Voltou para procurá-las e desta vez elas impuseram as regras

Aníbal já tinha passado dos cinquenta e oito havia tempo, e desde aquela noite no beco não voltara a dormir em paz. Não era o medo que o mantinha acordado, mas a lembrança. Três mulheres o haviam encurralado contra a parede de tijolos, usado-o como queriam e o deixado largado como um trapo velho. Qualquer homem com um mínimo de juízo teria agradecido por continuar inteiro. Ele, ao contrário, não conseguia pensar em outra coisa.

Por isso, quando Renata reapareceu no bar da esquina alguns dias depois, Aníbal soube que iria para onde ela o levasse. Reconheceu-a na hora: o cabelo escuro preso pela metade, o vestido curto, aquele jeito de olhá-lo de cima a baixo como quem avalia uma ferramenta antes de comprar.

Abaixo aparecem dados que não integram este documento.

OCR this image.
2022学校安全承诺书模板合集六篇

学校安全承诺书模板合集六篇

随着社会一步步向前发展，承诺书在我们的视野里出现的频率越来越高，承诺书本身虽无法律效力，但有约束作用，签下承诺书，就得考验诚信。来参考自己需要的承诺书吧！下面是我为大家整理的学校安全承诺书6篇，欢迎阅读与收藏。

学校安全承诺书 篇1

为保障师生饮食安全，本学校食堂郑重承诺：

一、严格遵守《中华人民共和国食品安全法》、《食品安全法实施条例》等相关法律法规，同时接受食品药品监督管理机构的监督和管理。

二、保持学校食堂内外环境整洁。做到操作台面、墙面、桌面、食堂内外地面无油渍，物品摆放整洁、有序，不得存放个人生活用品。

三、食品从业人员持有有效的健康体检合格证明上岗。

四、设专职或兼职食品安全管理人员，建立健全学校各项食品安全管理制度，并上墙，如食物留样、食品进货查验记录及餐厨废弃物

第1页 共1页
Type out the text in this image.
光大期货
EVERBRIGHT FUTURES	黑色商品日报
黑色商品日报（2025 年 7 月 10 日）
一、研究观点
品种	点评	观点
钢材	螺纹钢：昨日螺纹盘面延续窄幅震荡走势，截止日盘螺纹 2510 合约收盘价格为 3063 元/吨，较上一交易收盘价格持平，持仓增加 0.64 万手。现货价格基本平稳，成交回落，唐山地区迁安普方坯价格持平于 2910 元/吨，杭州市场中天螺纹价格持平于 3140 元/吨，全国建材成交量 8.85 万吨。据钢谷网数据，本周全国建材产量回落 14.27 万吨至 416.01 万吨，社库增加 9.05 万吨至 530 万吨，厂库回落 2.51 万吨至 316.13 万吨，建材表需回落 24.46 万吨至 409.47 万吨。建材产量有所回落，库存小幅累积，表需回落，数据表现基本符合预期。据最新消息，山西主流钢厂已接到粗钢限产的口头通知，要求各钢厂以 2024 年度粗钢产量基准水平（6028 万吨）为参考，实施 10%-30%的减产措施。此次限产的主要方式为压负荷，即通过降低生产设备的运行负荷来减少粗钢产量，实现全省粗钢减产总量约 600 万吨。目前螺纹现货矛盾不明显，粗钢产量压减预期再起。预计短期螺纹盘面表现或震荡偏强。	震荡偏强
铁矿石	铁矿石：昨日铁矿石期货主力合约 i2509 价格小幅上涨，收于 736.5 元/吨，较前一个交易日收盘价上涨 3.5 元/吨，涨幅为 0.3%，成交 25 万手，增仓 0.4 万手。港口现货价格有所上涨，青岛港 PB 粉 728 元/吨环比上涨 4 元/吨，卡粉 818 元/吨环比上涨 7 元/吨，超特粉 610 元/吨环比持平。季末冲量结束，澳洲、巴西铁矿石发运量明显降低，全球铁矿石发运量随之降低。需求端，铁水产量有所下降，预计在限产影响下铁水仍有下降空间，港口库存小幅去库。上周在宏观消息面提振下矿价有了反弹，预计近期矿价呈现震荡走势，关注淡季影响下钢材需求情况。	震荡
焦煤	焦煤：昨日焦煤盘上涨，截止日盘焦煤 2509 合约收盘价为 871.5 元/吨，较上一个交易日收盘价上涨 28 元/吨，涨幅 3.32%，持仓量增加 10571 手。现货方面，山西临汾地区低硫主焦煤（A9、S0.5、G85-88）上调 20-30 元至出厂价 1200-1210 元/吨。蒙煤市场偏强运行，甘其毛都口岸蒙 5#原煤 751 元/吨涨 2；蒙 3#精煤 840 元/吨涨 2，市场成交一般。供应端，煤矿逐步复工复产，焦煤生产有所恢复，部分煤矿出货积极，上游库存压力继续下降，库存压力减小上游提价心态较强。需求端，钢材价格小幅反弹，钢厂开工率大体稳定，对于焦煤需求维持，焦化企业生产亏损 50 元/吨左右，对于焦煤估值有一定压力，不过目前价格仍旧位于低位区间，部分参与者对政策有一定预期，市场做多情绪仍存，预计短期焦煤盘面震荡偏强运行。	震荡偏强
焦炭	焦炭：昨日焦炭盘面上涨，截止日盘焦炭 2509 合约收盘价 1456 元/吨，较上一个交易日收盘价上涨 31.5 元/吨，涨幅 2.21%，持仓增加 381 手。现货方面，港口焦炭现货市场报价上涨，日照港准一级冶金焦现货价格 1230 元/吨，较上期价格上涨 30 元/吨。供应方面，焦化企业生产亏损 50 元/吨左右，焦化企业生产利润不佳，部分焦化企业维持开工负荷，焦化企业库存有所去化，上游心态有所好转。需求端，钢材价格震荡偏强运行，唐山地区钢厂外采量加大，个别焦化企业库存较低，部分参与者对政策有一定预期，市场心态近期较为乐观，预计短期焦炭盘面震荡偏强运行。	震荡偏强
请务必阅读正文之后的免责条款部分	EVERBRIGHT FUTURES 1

— Então você voltou — disse ela, sentando-se ao seu lado sem pedir licença.

— Não voltei por você. Só estava passando — mentiu.

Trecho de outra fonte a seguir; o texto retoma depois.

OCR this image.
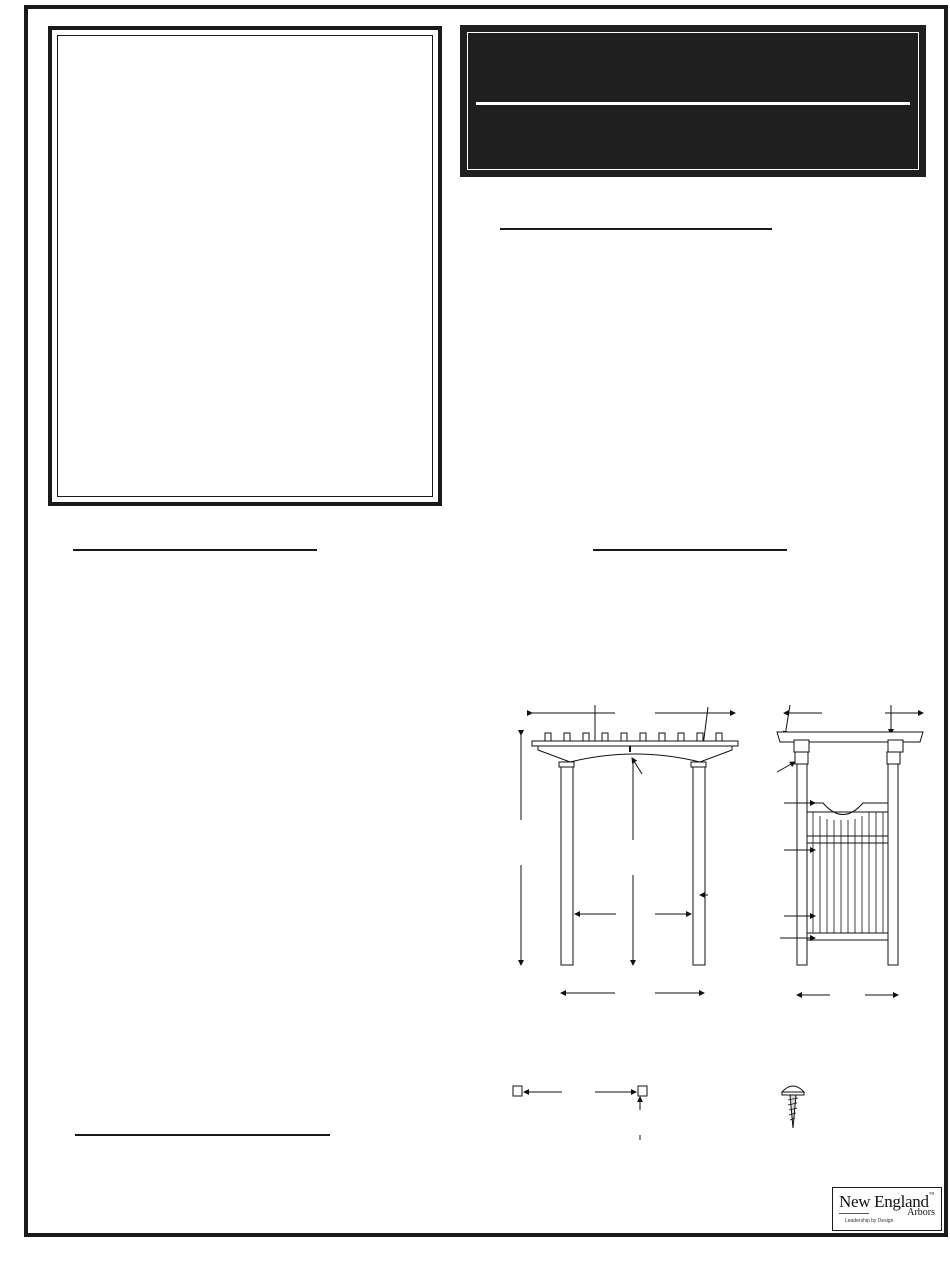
New England™
Arbors
Leadership by Design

Renata sorriu de lado. Encostou dois dedos no dorso da mão dele, sem pressão, apenas um toque, e ainda assim Aníbal sentiu o ar lhe fugir do peito.

— Você mente mal pra caralho — murmurou ela—. Tá escrito na sua cara. Você quer mais. Quer que eu pegue sua pica de novo como naquela noite, não quer? Quer que eu chupe até você chorar.

Sim. Ele queria mais. E isso o assustava mais do que qualquer ameaça.

— Hoje à noite você vai pra minha casa — continuou ela, já sem tom de pergunta—. As meninas e eu vamos nos divertir. Mas desta vez o jogo é com as nossas regras. Se você entrar por aquela porta, entra aceitando elas. Entendeu?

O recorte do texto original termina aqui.